Barplots with ggplot2
One can make bar plots using two geoms in ggplot2. One way to make bar plot is to use geom_col() and the second way to make barchart is to use the function geom_bar().
geom_col() vs geom_bar() in ggplot
There is a subtle difference between them. geom_col() is a simpler function that makes a barplot using the data given as such and it does not modify the data. geom_col() function is useful when you want the heights of the bars to be the actual data.
For example, if we have a dataframe with population size for each continent, geom_col() is perfect to make a barplot with all the continents and the height representing the population size.
Let us use gapminder data to compute population size – population in millions, for the year 2007 for each continent.
We first filter our data for the year 2007 and compute total population per continent using group_by() function and summarize() function as follows.
pop_df <- gapminder %>% filter(year==2007)%>% group_by(continent) %>% summarize(pop_in_millions=sum(pop)/1e06)
Now we have the dataframe we need. We can use geom_col() function in ggplot2 to make a simple bar plot. We provide the aesthetics that want to plot on x and y axes from the data and simply add geom_col() layer to it.
pop_df %>% ggplot(aes(continent, pop_in_millions))+ geom_col()
And this is how the simple barplot we made looks like.
Barplots with geom_bar(): Overcoming Error: stat_count()
The second way to make bar plot with ggplot2 is to use geom_bar(). Let us try to make the same plot using the geom_bar() function by simply adding geom_bar() as a layer to the aesthetics layer.
pop_df %>% ggplot(aes(continent,pop_in_millions))+ geom_bar()
If you try to execute the above code chunk, you will get an error like
Error: stat_count() must not be used with a y aesthetic.
We get the stat_count() error because, by default geom_bar() uses stat_count(). Basically, it counts the number of cases for each value of categorical variable. Here we don’t need that as we have already made the computation with group_by() and summarize() function earlier.
To make barplots with geom_bar(), we need to change the default stat to “identity”. Which tells the function that don’t compute anything. Then we would get the same barplot that we got using geom_col().
pop_df %>% ggplot(aes(continent,pop_in_millions))+ geom_bar(stat="identity")
Then we would get exactly the same barplot that we got using geom_col().
We can also use geom_bar() function with weight argument to make the same plot but with the original gapminder data instead of the derived data as we did. The idea is to use weight option to weigh each continent’s count with their population millions.

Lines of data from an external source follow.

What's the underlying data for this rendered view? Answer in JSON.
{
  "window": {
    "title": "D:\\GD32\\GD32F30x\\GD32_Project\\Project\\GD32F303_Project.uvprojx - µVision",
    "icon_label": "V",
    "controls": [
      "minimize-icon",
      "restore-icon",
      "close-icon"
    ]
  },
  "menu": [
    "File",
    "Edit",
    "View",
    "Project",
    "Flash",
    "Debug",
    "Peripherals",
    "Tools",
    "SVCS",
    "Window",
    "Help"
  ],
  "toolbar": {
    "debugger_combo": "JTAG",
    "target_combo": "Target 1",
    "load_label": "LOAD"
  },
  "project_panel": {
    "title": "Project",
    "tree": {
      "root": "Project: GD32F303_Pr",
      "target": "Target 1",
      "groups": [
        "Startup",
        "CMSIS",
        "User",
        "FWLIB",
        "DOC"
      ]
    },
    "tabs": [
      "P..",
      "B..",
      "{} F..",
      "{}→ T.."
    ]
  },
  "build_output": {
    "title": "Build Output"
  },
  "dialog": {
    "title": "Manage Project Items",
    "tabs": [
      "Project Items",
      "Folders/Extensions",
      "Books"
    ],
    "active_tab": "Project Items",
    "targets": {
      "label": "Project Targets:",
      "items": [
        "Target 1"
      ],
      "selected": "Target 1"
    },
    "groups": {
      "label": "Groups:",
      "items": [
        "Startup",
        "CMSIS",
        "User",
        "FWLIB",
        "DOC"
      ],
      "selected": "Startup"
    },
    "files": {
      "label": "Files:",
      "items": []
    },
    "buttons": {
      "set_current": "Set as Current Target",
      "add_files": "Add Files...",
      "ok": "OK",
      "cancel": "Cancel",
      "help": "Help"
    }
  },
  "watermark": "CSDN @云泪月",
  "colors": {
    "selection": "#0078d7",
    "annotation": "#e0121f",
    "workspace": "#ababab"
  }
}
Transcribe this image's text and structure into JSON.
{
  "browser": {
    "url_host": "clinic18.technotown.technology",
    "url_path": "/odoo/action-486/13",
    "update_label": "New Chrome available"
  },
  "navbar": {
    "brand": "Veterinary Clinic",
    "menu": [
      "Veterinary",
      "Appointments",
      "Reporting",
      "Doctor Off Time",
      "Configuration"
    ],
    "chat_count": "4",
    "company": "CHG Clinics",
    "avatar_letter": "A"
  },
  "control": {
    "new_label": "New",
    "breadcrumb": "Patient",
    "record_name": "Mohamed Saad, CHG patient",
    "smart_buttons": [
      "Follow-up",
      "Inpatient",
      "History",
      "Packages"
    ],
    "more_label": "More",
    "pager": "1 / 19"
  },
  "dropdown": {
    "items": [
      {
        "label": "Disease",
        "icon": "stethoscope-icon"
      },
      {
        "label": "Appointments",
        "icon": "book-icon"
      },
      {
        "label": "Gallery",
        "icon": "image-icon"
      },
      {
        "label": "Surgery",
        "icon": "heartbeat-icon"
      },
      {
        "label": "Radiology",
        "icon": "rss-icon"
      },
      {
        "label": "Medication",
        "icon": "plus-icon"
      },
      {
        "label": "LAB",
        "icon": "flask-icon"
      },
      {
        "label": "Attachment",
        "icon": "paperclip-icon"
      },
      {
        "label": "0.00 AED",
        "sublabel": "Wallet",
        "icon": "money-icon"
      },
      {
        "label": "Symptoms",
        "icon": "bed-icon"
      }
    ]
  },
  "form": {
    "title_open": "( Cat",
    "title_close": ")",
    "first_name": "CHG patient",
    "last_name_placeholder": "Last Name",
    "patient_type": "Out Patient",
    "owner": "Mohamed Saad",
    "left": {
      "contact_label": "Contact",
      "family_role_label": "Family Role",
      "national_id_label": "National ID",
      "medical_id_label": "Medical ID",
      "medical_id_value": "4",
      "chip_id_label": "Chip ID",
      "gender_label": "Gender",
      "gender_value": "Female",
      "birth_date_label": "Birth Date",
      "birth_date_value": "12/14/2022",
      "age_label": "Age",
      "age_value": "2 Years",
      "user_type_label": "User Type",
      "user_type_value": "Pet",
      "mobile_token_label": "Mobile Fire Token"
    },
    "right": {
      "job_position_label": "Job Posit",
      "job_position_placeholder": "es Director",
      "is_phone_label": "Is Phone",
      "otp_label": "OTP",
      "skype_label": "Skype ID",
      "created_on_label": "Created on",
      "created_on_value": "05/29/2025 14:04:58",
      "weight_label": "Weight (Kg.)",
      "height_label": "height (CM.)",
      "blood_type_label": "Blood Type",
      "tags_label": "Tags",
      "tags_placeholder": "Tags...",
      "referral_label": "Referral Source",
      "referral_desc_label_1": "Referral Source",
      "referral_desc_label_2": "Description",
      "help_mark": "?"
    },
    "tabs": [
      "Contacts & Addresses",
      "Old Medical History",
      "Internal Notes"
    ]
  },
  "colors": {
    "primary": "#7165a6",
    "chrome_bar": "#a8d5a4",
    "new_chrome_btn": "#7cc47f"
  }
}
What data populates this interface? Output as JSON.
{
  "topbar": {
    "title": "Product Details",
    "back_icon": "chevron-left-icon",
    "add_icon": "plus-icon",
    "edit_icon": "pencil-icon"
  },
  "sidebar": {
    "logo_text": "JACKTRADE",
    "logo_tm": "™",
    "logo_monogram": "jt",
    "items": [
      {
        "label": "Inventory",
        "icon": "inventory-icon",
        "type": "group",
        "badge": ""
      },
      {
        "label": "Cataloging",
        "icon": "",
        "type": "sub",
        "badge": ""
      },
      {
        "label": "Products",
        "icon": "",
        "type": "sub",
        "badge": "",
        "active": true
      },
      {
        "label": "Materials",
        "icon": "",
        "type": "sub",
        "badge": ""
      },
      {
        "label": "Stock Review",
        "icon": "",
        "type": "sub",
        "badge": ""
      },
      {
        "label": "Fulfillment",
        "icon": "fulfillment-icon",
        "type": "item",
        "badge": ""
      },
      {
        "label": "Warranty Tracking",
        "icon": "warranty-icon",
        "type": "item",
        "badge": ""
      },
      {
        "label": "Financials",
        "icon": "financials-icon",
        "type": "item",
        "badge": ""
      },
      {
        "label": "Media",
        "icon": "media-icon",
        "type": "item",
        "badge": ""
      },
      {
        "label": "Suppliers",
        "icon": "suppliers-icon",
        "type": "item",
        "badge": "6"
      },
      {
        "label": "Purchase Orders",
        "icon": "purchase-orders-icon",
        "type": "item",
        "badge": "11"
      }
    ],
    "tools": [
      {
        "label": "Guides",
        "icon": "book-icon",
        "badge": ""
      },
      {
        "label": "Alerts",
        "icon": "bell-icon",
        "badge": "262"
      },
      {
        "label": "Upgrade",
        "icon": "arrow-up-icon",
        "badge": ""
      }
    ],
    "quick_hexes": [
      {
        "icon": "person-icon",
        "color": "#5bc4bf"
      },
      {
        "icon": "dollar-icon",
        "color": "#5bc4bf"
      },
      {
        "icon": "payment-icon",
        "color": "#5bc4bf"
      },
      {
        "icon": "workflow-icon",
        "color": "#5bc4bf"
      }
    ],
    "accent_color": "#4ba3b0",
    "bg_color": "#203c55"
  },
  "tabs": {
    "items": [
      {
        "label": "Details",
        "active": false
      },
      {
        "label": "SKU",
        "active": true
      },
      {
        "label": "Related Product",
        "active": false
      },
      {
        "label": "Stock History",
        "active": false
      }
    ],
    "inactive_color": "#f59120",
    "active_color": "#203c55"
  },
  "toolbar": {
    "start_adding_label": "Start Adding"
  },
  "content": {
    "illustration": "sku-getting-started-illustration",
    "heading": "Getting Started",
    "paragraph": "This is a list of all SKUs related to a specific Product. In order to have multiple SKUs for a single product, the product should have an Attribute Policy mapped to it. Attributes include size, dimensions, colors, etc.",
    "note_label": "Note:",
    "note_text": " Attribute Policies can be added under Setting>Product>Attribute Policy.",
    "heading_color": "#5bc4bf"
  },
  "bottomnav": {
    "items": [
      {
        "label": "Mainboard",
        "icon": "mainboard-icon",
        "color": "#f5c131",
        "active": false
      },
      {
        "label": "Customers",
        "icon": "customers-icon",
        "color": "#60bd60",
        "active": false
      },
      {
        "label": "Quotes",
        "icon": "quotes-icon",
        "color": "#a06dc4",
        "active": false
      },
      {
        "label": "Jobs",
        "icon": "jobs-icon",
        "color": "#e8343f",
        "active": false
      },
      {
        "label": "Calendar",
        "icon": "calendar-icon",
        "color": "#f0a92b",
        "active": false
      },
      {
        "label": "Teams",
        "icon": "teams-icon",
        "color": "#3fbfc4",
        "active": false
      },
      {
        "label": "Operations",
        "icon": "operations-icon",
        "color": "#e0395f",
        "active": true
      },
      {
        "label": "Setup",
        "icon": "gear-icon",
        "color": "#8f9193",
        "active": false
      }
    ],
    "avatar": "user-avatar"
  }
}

gapminder %>% filter(year==2007) %>% ggplot(aes(continent)) + geom_bar(aes(weight=pop/1e6))
And we get the same barplot as before. Now that we have made the same barplots in three different ways.
Another we can use geom_bar() function with the default stat_count() option is to get the counts of a categorical variable of interest. And use it to make barplot with counts as the size the bars in bar plots.
gapminder %>% ggplot(aes(continent)) + geom_bar()
This creates a barplots with number of entries of each continent, in this example, number of countries per continent as bar plot.